Pensar em pessoas desalmadas andando por aí nos faz refletir sobre a forma como estamos conduzindo nossas vidas e como muitas vezes nos desconectamos tanto de nós mesmos
“Se alguém pudesse nos olhar do alto, veria que o mundo está repleto de pessoas que andam apressadas, suadas e exaustas e também veria suas almas atrasadas e perdidas no caminho por não conseguirem acompanhar seus donos”.
Assim fala uma personagem do recém-lançado livro infantil “A Alma Perdida”, escrito por Olga Takarczuk, Nobel de Literatura de 2018. A autora utiliza a palavra alma para expressar algo que nós, analistas junguianos, conhecemos como anima, ou o que dá vida, o que anima.

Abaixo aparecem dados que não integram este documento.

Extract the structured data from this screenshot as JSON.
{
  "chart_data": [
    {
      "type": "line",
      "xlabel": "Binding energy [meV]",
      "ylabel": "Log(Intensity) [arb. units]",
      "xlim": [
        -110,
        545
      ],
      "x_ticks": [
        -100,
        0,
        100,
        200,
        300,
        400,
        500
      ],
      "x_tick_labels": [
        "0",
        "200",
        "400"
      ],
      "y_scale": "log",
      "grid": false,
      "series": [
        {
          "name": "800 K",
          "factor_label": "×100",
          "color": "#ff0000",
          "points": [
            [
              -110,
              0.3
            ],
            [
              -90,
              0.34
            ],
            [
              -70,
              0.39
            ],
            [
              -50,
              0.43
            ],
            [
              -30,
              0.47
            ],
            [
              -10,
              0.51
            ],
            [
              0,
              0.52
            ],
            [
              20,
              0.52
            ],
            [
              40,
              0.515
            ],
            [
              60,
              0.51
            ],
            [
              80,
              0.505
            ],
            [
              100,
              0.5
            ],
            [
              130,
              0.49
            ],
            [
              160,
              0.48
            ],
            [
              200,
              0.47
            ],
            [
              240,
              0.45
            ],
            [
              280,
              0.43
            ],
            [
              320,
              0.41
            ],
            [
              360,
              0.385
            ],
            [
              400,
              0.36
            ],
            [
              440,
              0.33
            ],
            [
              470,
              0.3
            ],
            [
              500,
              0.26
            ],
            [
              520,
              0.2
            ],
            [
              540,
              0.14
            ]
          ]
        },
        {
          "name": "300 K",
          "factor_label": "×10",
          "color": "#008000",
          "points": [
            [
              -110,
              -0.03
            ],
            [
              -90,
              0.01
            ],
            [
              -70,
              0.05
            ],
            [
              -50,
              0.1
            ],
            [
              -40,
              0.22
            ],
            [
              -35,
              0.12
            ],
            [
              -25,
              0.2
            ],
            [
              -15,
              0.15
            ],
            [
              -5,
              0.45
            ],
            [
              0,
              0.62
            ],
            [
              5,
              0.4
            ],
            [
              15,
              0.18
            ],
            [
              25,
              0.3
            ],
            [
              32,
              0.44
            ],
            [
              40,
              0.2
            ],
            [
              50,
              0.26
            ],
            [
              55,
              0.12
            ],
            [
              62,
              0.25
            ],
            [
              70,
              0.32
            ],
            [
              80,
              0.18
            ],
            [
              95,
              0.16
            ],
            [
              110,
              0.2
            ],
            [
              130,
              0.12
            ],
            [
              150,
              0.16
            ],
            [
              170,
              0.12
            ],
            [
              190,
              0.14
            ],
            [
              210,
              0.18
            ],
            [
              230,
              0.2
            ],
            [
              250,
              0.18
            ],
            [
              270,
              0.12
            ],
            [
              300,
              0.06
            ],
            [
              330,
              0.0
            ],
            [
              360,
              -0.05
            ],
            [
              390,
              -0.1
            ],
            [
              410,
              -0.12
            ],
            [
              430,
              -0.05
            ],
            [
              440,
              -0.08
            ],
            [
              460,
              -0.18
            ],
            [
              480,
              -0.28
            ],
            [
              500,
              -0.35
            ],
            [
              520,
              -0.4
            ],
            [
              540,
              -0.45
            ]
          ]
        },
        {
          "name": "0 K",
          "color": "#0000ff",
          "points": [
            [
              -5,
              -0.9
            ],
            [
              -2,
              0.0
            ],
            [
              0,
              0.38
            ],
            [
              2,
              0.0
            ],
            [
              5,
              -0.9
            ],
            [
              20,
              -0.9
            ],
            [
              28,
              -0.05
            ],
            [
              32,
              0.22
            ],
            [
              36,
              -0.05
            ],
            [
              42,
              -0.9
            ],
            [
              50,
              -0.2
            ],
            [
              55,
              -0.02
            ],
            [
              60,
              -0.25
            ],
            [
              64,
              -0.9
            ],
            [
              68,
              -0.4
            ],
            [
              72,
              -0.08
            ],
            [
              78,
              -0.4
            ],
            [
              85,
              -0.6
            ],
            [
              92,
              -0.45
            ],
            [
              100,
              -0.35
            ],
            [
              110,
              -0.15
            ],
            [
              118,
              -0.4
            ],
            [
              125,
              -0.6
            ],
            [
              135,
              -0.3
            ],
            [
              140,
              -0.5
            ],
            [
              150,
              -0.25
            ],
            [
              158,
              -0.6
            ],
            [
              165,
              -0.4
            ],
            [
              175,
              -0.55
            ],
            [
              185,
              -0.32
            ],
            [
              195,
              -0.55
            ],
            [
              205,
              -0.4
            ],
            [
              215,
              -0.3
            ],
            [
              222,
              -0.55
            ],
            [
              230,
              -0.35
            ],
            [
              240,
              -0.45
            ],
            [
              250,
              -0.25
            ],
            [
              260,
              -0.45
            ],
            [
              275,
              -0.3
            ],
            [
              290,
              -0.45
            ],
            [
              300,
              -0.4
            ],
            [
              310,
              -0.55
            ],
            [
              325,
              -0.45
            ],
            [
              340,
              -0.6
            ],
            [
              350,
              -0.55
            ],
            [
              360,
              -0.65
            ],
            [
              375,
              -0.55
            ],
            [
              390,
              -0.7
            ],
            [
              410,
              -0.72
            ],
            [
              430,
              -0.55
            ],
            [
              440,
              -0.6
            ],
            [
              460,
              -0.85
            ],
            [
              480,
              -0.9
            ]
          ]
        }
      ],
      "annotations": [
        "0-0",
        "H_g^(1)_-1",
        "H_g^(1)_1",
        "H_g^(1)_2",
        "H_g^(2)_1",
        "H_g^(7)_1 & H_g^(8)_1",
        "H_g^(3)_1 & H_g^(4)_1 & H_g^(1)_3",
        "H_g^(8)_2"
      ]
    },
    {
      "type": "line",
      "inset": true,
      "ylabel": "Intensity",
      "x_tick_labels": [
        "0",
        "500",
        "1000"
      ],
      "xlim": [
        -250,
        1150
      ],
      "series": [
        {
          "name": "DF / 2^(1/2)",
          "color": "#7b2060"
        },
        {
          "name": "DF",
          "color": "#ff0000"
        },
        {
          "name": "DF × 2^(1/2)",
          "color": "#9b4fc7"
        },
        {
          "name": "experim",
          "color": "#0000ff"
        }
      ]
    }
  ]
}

Ora, pensar em pessoas desalmadas andando por aí nos faz refletir sobre a forma como estamos conduzindo nossas vidas e como muitas vezes nos desconectamos tanto de nós mesmos, que é quase como se nos faltasse o ânimo, a vida “de verdade”. No conto a explicação para o desencontro é que a alma se movimenta mais devagar que o corpo. Somos corpos andando por aí, desalmados, cumprindo nossos destinos.
Estou por um fio: o que é que está acontecendo comigo?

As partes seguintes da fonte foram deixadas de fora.